Production in Marrakech brought its own challenges, particularly with time constraints and limited access to equipment. Without the ability to rely on more traditional setups, the team had to find alternative solutions on the ground, building rigs and adapting to the environment in real time. “There were things we simply couldn’t get access to,” she says. “So we had to think laterally. That kind of problem-solving ended up shaping the energy of the film in a really positive way.”

For Sorcha Shepherd, Company Director and Executive Producer at Caviar: "Priya represents a new generation of multi-disciplinary directors, moving fluidly between design, creative direction and filmmaking without seeing boundaries between them. She brings a fully formed perspective to the work, both visually and conceptually, which shifts the dynamic from the outset. We’re moving towards more collaborative projects, where authorship is shared earlier on in the process. With Priya, that sense of ownership is very clear, she’s building worlds that feel personal, culturally grounded and relevant.

Brands like PUMA are embracing that shift, working with talent not just to execute, but to shape the narrative.
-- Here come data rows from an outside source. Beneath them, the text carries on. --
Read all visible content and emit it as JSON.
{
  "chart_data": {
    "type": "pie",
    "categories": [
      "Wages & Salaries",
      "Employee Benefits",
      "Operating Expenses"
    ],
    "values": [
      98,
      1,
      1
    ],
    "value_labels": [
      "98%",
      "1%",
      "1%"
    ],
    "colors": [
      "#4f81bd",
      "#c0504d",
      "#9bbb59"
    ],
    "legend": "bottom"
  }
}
This project is a strong example of what that kind of collaboration can unlock." For Ahluwalia, holding multiple roles is less about control and more about cohesion. “I care about the product, I care about the brand, and I care about the film as its own piece of work,” she says. “Because I was involved right across all of it, I didn’t feel the need to over-explain the product. It could just exist naturally within the story.”

The result is a film that prioritises feeling over performance. Its closing sequence, a loose, communal football game played at dusk, captures the tone Ahluwalia set out to achieve: something open, participatory and grounded in joy.

“It’s not about perfection,” she says. “It’s about people coming together and taking part. That’s what I wanted people to feel when they watch it.”

As more creatives move fluidly between disciplines, projects like this point to a broader evolution in commercial storytelling, one where the boundaries between design, direction and narrative continue to blur.